Cervantes came to the Woodstock Opera House as a part of the “Creative Living Speaker Series,” where he recounted pivotal moments of his life and career. Cervantes, originally from Dallas, Texas, had a lot of twists and turns in his career. He opened a “car and truck accessories” store with a friend, acted in national tours, worked on Broadway and started a baseball organization for children before landing his title role in Chicago’s production of “Hamilton.”

Cervantes also talked about his 3-year-old daughter, who died in October. Since then, Cervantes said he has had “amazing” support from people. One woman attended the production on a Wednesday night in October after Adelaide died. The woman, who was planning on going to Cervantes’ original talk at the Opera House the next day – before it was rescheduled to Thursday – sent him a letter and poem that was “beautiful,” Cervantes said.

Since his daughter’s epilepsy diagnosis, Cervantes said he and his wife, Kelly, have become advocates to raise awareness about the disease and research for it. This includes becoming part of the organization Citizens United for Research in Epilepsy.

When it comes to performing in “Hamilton,” Cervantes said he sees how much the musical means to audiences.

“The social, political messages that it’s sending, not to mention the message it’s sending to young people about boundaries and race and inclusion and all of the things that are important for young people to understand, should not be holding them back,” he said.

Cervantes also performed several songs, including some from “Hamilton” and one he wrote for Adelaide.

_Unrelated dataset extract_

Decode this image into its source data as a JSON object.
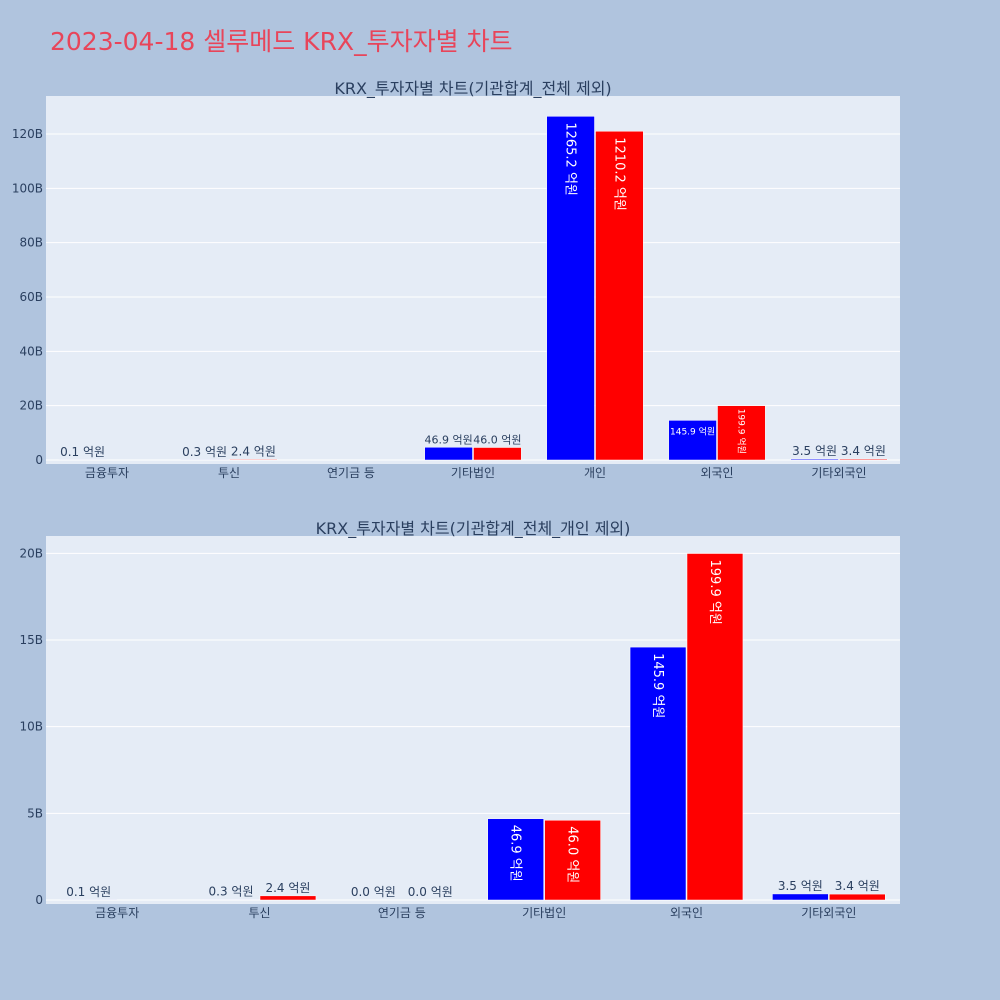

Before performing “The Schuyler Sisters,” he brought audience member Joe Schmidt onstage. Schmidt, a Prairie Ridge High School student from Crystal Lake, has seen “Hamilton” three times in Chicago.

“[Cervantes] has been amazing each time,” Schmidt said.

Schmidt’s grandmother, Carol Zalewski, is a season-pass holder for the Creative Living Speaker Series.

“It was a bit nerve-wracking to get up on stage,” Schmidt said, adding that his grandmother encouraged him to participate.

“He’s a real person,” Schmidt said. “There’s more to him than when he’s on stage. He’s really nice.”